There is good news. The panicky forecasts of the mayor and the governor, fortunately, did not come true. Nothing is over yet, but it seems to have reached the peak. Some even have some resources. We will have to continue for a long time, we will rake for weeks, new patients will appear for a long time. And no one knows how to get out of quarantine correctly. PPE is still scarce, but what we would do with the 125 hospitalizations predicted by the governor is not at all clear. Although we have a hospital ship "Comfort". He looks so great against the background of many politicians who managed to pose with him and on him. I wonder how much it cost to transfer a ship with 000 crew members to receive twenty patients? But now the already overwhelmed city police found a new place for constant patrolling.

9 April

In new cases and hospitalizations, the peak seems to have passed. Something terrible is going on inside the hospital. Seven cardiac arrests per night. One of them is especially tragic. A patient who went through all the circles of hell in BIT, the day before yesterday shook the hand of a doctor, a nurse. Escorted by his wife in tears, he went to the regular ward. As a rule, relatives are not allowed in, but he worked in a hospital.

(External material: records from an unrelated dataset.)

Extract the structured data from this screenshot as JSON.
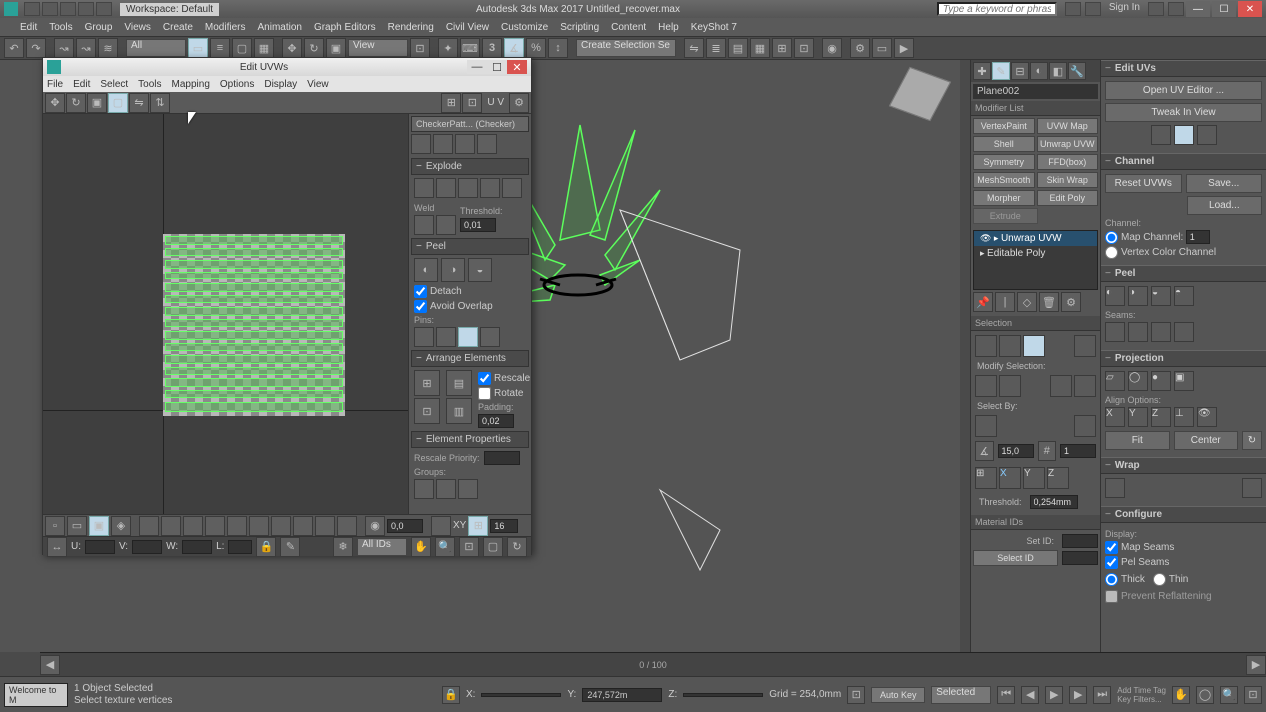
{
  "app": {
    "title": "Autodesk 3ds Max 2017     Untitled_recover.max",
    "workspace_label": "Workspace: Default",
    "search_placeholder": "Type a keyword or phrase",
    "sign_in": "Sign In"
  },
  "main_menu": [
    "Edit",
    "Tools",
    "Group",
    "Views",
    "Create",
    "Modifiers",
    "Animation",
    "Graph Editors",
    "Rendering",
    "Civil View",
    "Customize",
    "Scripting",
    "Content",
    "Help",
    "KeyShot 7"
  ],
  "toolbar": {
    "combo1": "All",
    "view_dd": "View",
    "create_sel_dd": "Create Selection Se"
  },
  "uvw": {
    "title": "Edit UVWs",
    "menu": [
      "File",
      "Edit",
      "Select",
      "Tools",
      "Mapping",
      "Options",
      "Display",
      "View"
    ],
    "checker_dd": "CheckerPatt... (Checker)",
    "explode_hdr": "Explode",
    "weld_lbl": "Weld",
    "threshold_lbl": "Threshold:",
    "threshold_val": "0,01",
    "peel_hdr": "Peel",
    "detach_lbl": "Detach",
    "avoid_overlap_lbl": "Avoid Overlap",
    "pins_lbl": "Pins:",
    "arrange_hdr": "Arrange Elements",
    "rescale_lbl": "Rescale",
    "rotate_lbl": "Rotate",
    "padding_lbl": "Padding:",
    "padding_val": "0,02",
    "elemprop_hdr": "Element Properties",
    "rescale_prio_lbl": "Rescale Priority:",
    "groups_lbl": "Groups:",
    "uv_toggle": "U V",
    "status_U": "U:",
    "status_V": "V:",
    "status_W": "W:",
    "status_L": "L:",
    "status_XY": "XY",
    "status_num1": "0,0",
    "status_num2": "16",
    "ids_dd": "All IDs"
  },
  "cmd": {
    "obj_name": "Plane002",
    "modlist_lbl": "Modifier List",
    "mods": [
      [
        "VertexPaint",
        "UVW Map"
      ],
      [
        "Shell",
        "Unwrap UVW"
      ],
      [
        "Symmetry",
        "FFD(box)"
      ],
      [
        "MeshSmooth",
        "Skin Wrap"
      ],
      [
        "Morpher",
        "Edit Poly"
      ],
      [
        "Extrude",
        ""
      ]
    ],
    "stack": [
      "Unwrap UVW",
      "Editable Poly"
    ],
    "sel_hdr": "Selection",
    "modsel_lbl": "Modify Selection:",
    "selectby_lbl": "Select By:",
    "selby_val": "15,0",
    "selby_count": "1",
    "threshold_lbl": "Threshold:",
    "threshold_val": "0,254mm",
    "matid_hdr": "Material IDs",
    "setid_lbl": "Set ID:",
    "selid_lbl": "Select ID"
  },
  "edit": {
    "hdr_edituvs": "Edit UVs",
    "open_editor": "Open UV Editor ...",
    "tweak": "Tweak In View",
    "hdr_channel": "Channel",
    "resetuvw": "Reset UVWs",
    "save": "Save...",
    "load": "Load...",
    "channel_lbl": "Channel:",
    "mapchan": "Map Channel:",
    "mapchan_val": "1",
    "vertexcol": "Vertex Color Channel",
    "hdr_peel": "Peel",
    "seams_lbl": "Seams:",
    "hdr_projection": "Projection",
    "align_lbl": "Align Options:",
    "align_X": "X",
    "align_Y": "Y",
    "align_Z": "Z",
    "fit_btn": "Fit",
    "center_btn": "Center",
    "hdr_wrap": "Wrap",
    "hdr_configure": "Configure",
    "display_lbl": "Display:",
    "mapseams": "Map Seams",
    "pelseams": "Pel Seams",
    "thick": "Thick",
    "thin": "Thin",
    "prevent_lbl": "Prevent Reflattening"
  },
  "timeline": {
    "frame_text": "0 / 100"
  },
  "status": {
    "welcome": "Welcome to M",
    "sel_count": "1 Object Selected",
    "prompt": "Select texture vertices",
    "X": "X:",
    "Y": "Y:",
    "Z": "Z:",
    "grid": "Grid = 254,0mm",
    "autokey": "Auto Key",
    "selected_dd": "Selected",
    "addtimetag": "Add Time Tag",
    "keyfilters": "Key Filters...",
    "coord_y": "247,572m"
  }
}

The next day he was fine, although still on the fan. There was a plan to get him out of the fan, rehabilitation. The temperature rose at night, after three hours, arrhythmias began, ventricular fibrillation, not sensitive to electricity and drugs. This patient was our success. Having gone through shock and respiratory failure, requiring unimaginable ventilation parameters, he recovered enough for rehabilitation and his lungs, at least radiologically, looked working.

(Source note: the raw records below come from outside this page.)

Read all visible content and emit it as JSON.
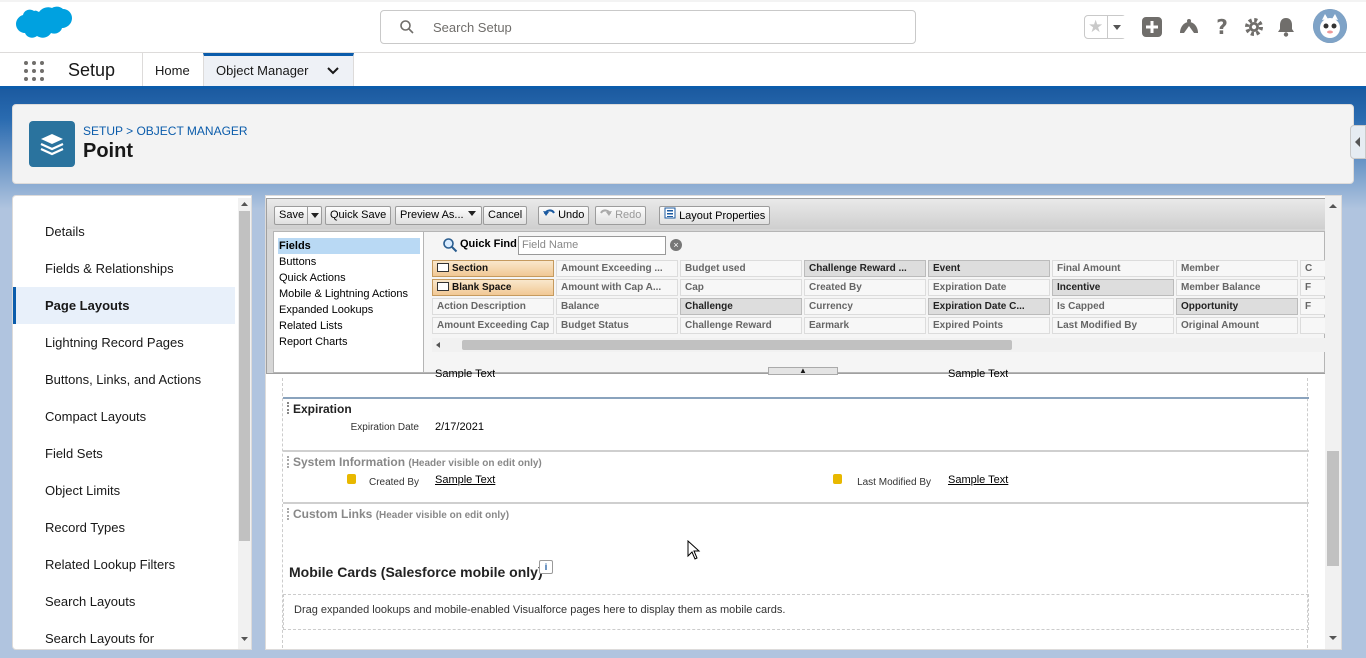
{
  "header": {
    "search_placeholder": "Search Setup",
    "icons": [
      "favorites-star-icon",
      "add-icon",
      "trailhead-icon",
      "help-icon",
      "gear-icon",
      "notification-bell-icon",
      "avatar-icon"
    ]
  },
  "nav": {
    "app_name": "Setup",
    "tabs": [
      {
        "label": "Home"
      },
      {
        "label": "Object Manager"
      }
    ]
  },
  "page": {
    "breadcrumb": "SETUP > OBJECT MANAGER",
    "title": "Point"
  },
  "sidebar": {
    "items": [
      {
        "label": "Details"
      },
      {
        "label": "Fields & Relationships"
      },
      {
        "label": "Page Layouts",
        "active": true
      },
      {
        "label": "Lightning Record Pages"
      },
      {
        "label": "Buttons, Links, and Actions"
      },
      {
        "label": "Compact Layouts"
      },
      {
        "label": "Field Sets"
      },
      {
        "label": "Object Limits"
      },
      {
        "label": "Record Types"
      },
      {
        "label": "Related Lookup Filters"
      },
      {
        "label": "Search Layouts"
      },
      {
        "label": "Search Layouts for"
      }
    ]
  },
  "toolbar": {
    "save": "Save",
    "quick_save": "Quick Save",
    "preview_as": "Preview As...",
    "cancel": "Cancel",
    "undo": "Undo",
    "redo": "Redo",
    "layout_properties": "Layout Properties"
  },
  "palette": {
    "categories": [
      "Fields",
      "Buttons",
      "Quick Actions",
      "Mobile & Lightning Actions",
      "Expanded Lookups",
      "Related Lists",
      "Report Charts"
    ],
    "quick_find_label": "Quick Find",
    "quick_find_placeholder": "Field Name",
    "fields": [
      [
        "Section",
        "Amount Exceeding ...",
        "Budget used",
        "Challenge Reward ...",
        "Event",
        "Final Amount",
        "Member",
        "C"
      ],
      [
        "Blank Space",
        "Amount with Cap A...",
        "Cap",
        "Created By",
        "Expiration Date",
        "Incentive",
        "Member Balance",
        "F"
      ],
      [
        "Action Description",
        "Balance",
        "Challenge",
        "Currency",
        "Expiration Date C...",
        "Is Capped",
        "Opportunity",
        "F"
      ],
      [
        "Amount Exceeding Cap",
        "Budget Status",
        "Challenge Reward",
        "Earmark",
        "Expired Points",
        "Last Modified By",
        "Original Amount",
        ""
      ]
    ]
  },
  "layout": {
    "partial_values": [
      "Sample Text",
      "Sample Text"
    ],
    "sections": {
      "expiration": {
        "title": "Expiration",
        "field_label": "Expiration Date",
        "field_value": "2/17/2021"
      },
      "system_info": {
        "title": "System Information",
        "note": "(Header visible on edit only)",
        "created_by_label": "Created By",
        "created_by_value": "Sample Text",
        "last_modified_label": "Last Modified By",
        "last_modified_value": "Sample Text"
      },
      "custom_links": {
        "title": "Custom Links",
        "note": "(Header visible on edit only)"
      }
    },
    "mobile_cards": {
      "title": "Mobile Cards (Salesforce mobile only)",
      "info": "i",
      "hint": "Drag expanded lookups and mobile-enabled Visualforce pages here to display them as mobile cards."
    }
  },
  "colors": {
    "brand": "#00a1e0",
    "accent": "#0b5cab",
    "object_icon": "#2a739e"
  }
}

Eight times they sent a video of a New York resuscitator who, in disheveled feelings, explains that COVID is not ARDS. This is similar to altitude sickness and that we are not properly ventilating them. So, we are doing everything so as not to bring to IVL. We have already seen what happens to patients on mechanical ventilation and are doing everything to not be there. Radiologically, these patients have a typical respiratory distress syndrome. In some of them, lung compliance is slightly better than expected radiologically, but it is impossible to ventilate without high pressure. High-fraction oxygen simply does nothing; it is impossible to intubate patients with a respiratory rate of 45 and a saturation of 80-85 percent with XNUMX% oxygen. Not less than once a strange text came across about crazy iron atoms that run around the body, forgetting how to carry oxygen. The text is terribly biased, the level of presentation of the material is terrible, political commitment is clearly felt. Also sent recommendations of Professor Tsarenko and English recommendations from the resuscitator. They are very good. One can argue on some points, but in a situation with a disease that has not been studied much, one should not expect another. This is such a small review frequently asked.

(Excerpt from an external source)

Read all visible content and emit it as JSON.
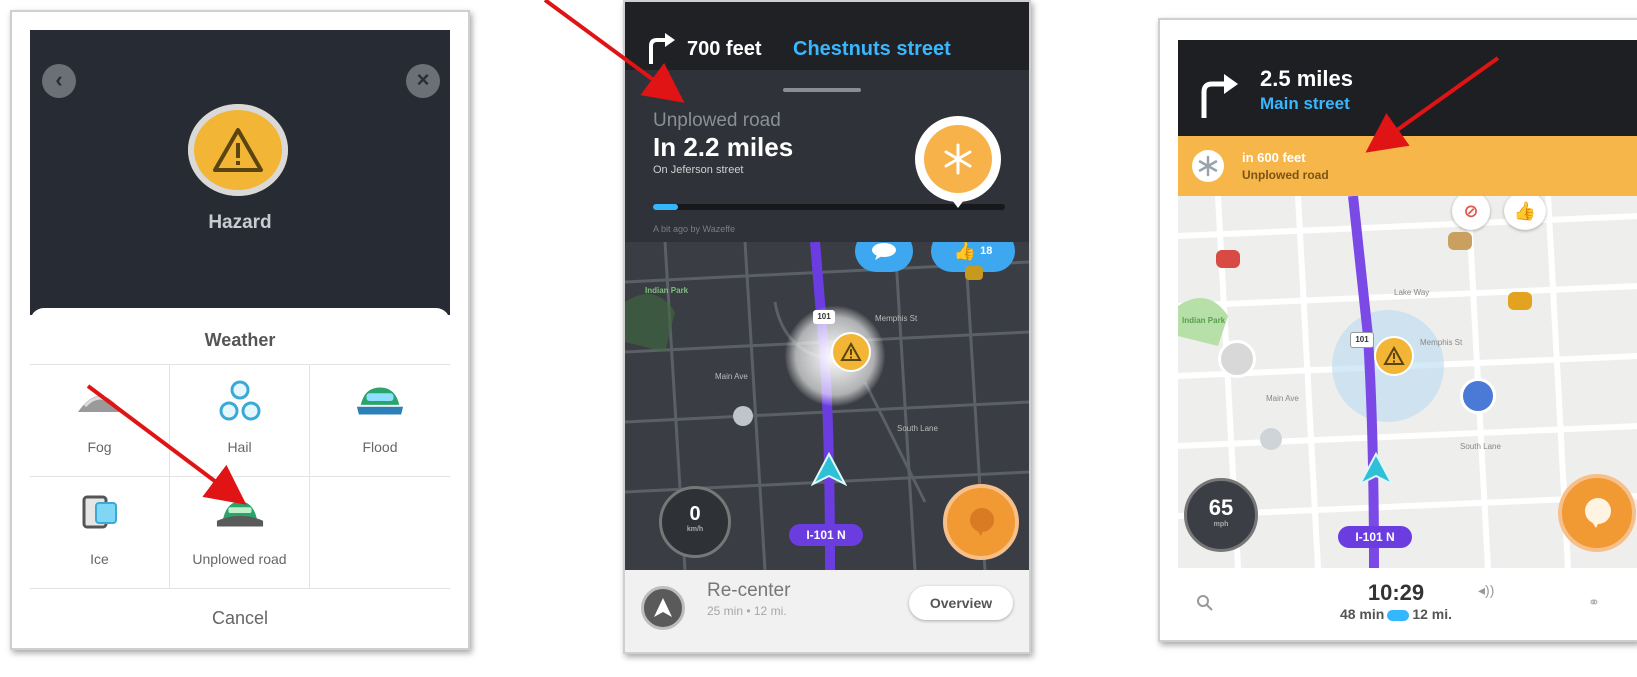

Passing the peak does not mean that something is over. For some time there will be patients who already in the hospital continue to hurt and worsen. Mortality will continue to increase in all groups. Unfortunately, it seems that social inequality in the city is also reflected in COVID-19 statistics. More than 60 percent of the deaths are from the African and Hispanic population, which is almost 50 percent in the city. The virus is not racist, it is not of artificial origin, but it with pleasure reveals all the problems of the city, poverty, crowding, distrust of medical and administrative recommendations.